さてこの町に、トミーという医者をめざして勉強にはげむ、まずしい若者がすんでいました。家主はトミーが、かしこいといううわさを聞いて、相談を持ちかけました。「トミーさん、あなたの知恵で、どうかあのお化けをやっつけてくれませんでしょうか」とたのんだところ、「やってみましょう」と、トミーは、あっさりひきうけたのです。あんまり簡単にひきうけたので、家主はちょっと不安になりました。「だいじょうぶですか?」「心配ご無用。お酒とコップとあきビンを用意してください」といいました。
その日の晩、トミーは空き家の部屋の中に入り、お酒をチビチビ飲みながら、お化けの出てくるのを待ちました。家の中はまっ暗で、月あかりがほんの少しあるだけです。やがて、夜中になり、カーン、カーン……と、時計が、十二時を打つと、どこからか、ヒューッと不気味な音がして、ひとつ目で、鼻のない、大きな口をしたお化けがあらわれました。「やあ、こんばんは。ようこそ、いらっしゃいました」と、トミーはいいます。するとお化けは、「ふぅーん、みょうなやつだな。これまできた連中は、おれを見ると、あわてて逃げていってしまったのに、おまえは、にこにこ笑ってる」「みょうなのは、きみじゃないか。この家は、戸もまども、ぜんぶカギがかけてあるんだぜ。それなの、どうやって入ってきたんだい?」「うっふっふ、おれはカギ穴から、入ってきたんだよ」「カギ穴だって? あんなちっぽけなところから入ってこられるのかね」「うそなどいうものか」「信じられないね。それじゃ、この小さいビンの中にも入れるかい?」トミーは、テーブルの上のあきビンをさしていいました。「いいか、見ていろよ」お化けは、しゅっと、小さくなると、ビンの中にするするっと入ってしまいました。
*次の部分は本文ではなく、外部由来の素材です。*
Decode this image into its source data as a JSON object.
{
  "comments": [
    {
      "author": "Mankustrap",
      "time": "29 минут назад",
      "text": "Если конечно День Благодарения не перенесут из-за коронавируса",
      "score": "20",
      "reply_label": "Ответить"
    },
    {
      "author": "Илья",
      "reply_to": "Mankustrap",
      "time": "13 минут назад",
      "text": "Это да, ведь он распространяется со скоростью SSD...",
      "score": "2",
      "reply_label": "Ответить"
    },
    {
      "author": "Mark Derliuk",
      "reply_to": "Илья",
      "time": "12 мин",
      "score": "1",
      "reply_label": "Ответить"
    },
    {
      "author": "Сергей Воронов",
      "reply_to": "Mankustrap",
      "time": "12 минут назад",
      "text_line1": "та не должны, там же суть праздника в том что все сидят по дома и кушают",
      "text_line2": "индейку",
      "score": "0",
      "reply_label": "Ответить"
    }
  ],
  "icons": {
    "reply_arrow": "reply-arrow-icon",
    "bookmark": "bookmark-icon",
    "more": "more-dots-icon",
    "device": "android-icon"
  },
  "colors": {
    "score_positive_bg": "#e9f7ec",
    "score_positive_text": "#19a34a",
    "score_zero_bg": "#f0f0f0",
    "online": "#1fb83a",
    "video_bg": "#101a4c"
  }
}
その時です。トミーはあきビンのふたを閉めてしまいました。「お願いです、ここから出してください」「だめだね」「もし自由にしてくれるなら、一生困らないほどのものをさし上げます」といいます。そこでトミーは、お化けが正直もののようなのに安心して、この家を出ていくことを約束させ、ビンのふたを開けてあげました。たちまちお化けは大きくなり、「あなたには、負けました。お約束の品はこれです」といって、小さな布をトミーに渡しました。「一方の端で傷をさすると、傷はたちまち治ります。もう一方の端で金属をさすると、それは銀に変わります」といいました。トミーがそれを試し、その通りなのを確かめると、おたがいにお礼をいって別れました。
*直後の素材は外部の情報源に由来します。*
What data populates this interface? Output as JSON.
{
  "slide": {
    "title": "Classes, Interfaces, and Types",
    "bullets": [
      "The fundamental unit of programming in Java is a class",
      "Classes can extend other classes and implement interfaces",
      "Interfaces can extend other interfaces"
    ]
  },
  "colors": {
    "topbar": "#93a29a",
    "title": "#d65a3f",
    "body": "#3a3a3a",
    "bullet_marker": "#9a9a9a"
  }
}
それからのち、あの家にはもうお化けはでなくなり、トミーは家主からもらったお金で勉強にはげみました。また、お化けにもらったあの布でどんな傷も治せたために、世界じゅうでいちばん名高いお医者さんになったそうです。
「8月27日にあった主なできごと」
紀元前551年 孔子誕生…古代中国の思想家で、「仁」を重んじる政治を唱え、たくさんの弟子を育てた孔子が生まれました。
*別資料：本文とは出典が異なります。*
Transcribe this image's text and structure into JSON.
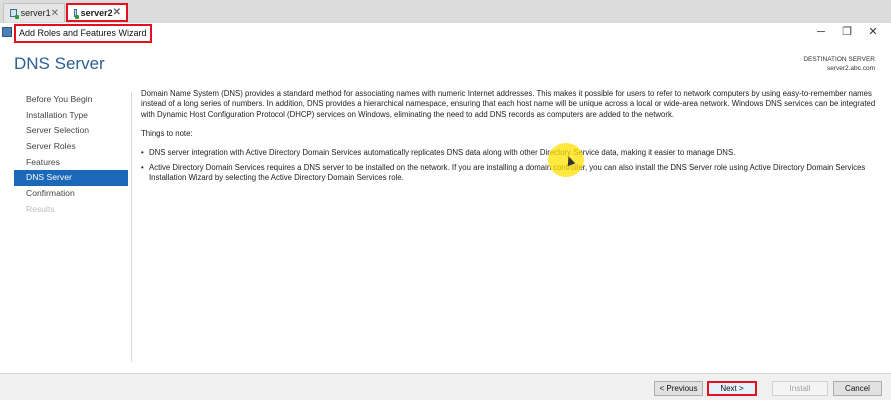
{
  "tabs": [
    {
      "label": "server1",
      "active": false
    },
    {
      "label": "server2",
      "active": true
    }
  ],
  "window": {
    "title": "Add Roles and Features Wizard",
    "minimize": "─",
    "maximize": "❐",
    "close": "✕"
  },
  "page": {
    "title": "DNS Server",
    "destination_label": "DESTINATION SERVER",
    "destination_server": "server2.abc.com"
  },
  "nav": {
    "items": [
      {
        "label": "Before You Begin",
        "state": "normal"
      },
      {
        "label": "Installation Type",
        "state": "normal"
      },
      {
        "label": "Server Selection",
        "state": "normal"
      },
      {
        "label": "Server Roles",
        "state": "normal"
      },
      {
        "label": "Features",
        "state": "normal"
      },
      {
        "label": "DNS Server",
        "state": "active"
      },
      {
        "label": "Confirmation",
        "state": "normal"
      },
      {
        "label": "Results",
        "state": "disabled"
      }
    ]
  },
  "content": {
    "intro": "Domain Name System (DNS) provides a standard method for associating names with numeric Internet addresses. This makes it possible for users to refer to network computers by using easy-to-remember names instead of a long series of numbers. In addition, DNS provides a hierarchical namespace, ensuring that each host name will be unique across a local or wide-area network. Windows DNS services can be integrated with Dynamic Host Configuration Protocol (DHCP) services on Windows, eliminating the need to add DNS records as computers are added to the network.",
    "notes_title": "Things to note:",
    "notes": [
      "DNS server integration with Active Directory Domain Services automatically replicates DNS data along with other Directory Service data, making it easier to manage DNS.",
      "Active Directory Domain Services requires a DNS server to be installed on the network. If you are installing a domain controller, you can also install the DNS Server role using Active Directory Domain Services Installation Wizard by selecting the Active Directory Domain Services role."
    ]
  },
  "buttons": {
    "previous": "< Previous",
    "next": "Next >",
    "install": "Install",
    "cancel": "Cancel"
  },
  "colors": {
    "accent": "#1a68b8",
    "title": "#2a5f92",
    "highlight_box": "#e0121f",
    "cursor_highlight": "#ffe000"
  }
}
663年 白村江の戦い…当時朝鮮半島では、新羅(しらぎ)が唐(中国)の力を借りて、百済(くだら)と高句麗(こうくり)を滅ぼして半島を統一しようとしていました。百済から援軍を求められた斉明天皇は、日本水軍を援軍に送りましたが7月に病没、かわって中大兄皇子が全軍の指揮にあたりましたが、この日、白村江(はくすきのえ)で、新羅・唐軍を迎え撃って奮闘するものの、翌日に敗れてしまいました。
1714年 貝原益軒死去…江戸時代の初期、独学で儒学、国文学、医学、博物学を学び、わが国はじめての博物誌 「大和本草」 などを著わした貝原益軒が亡くなりました。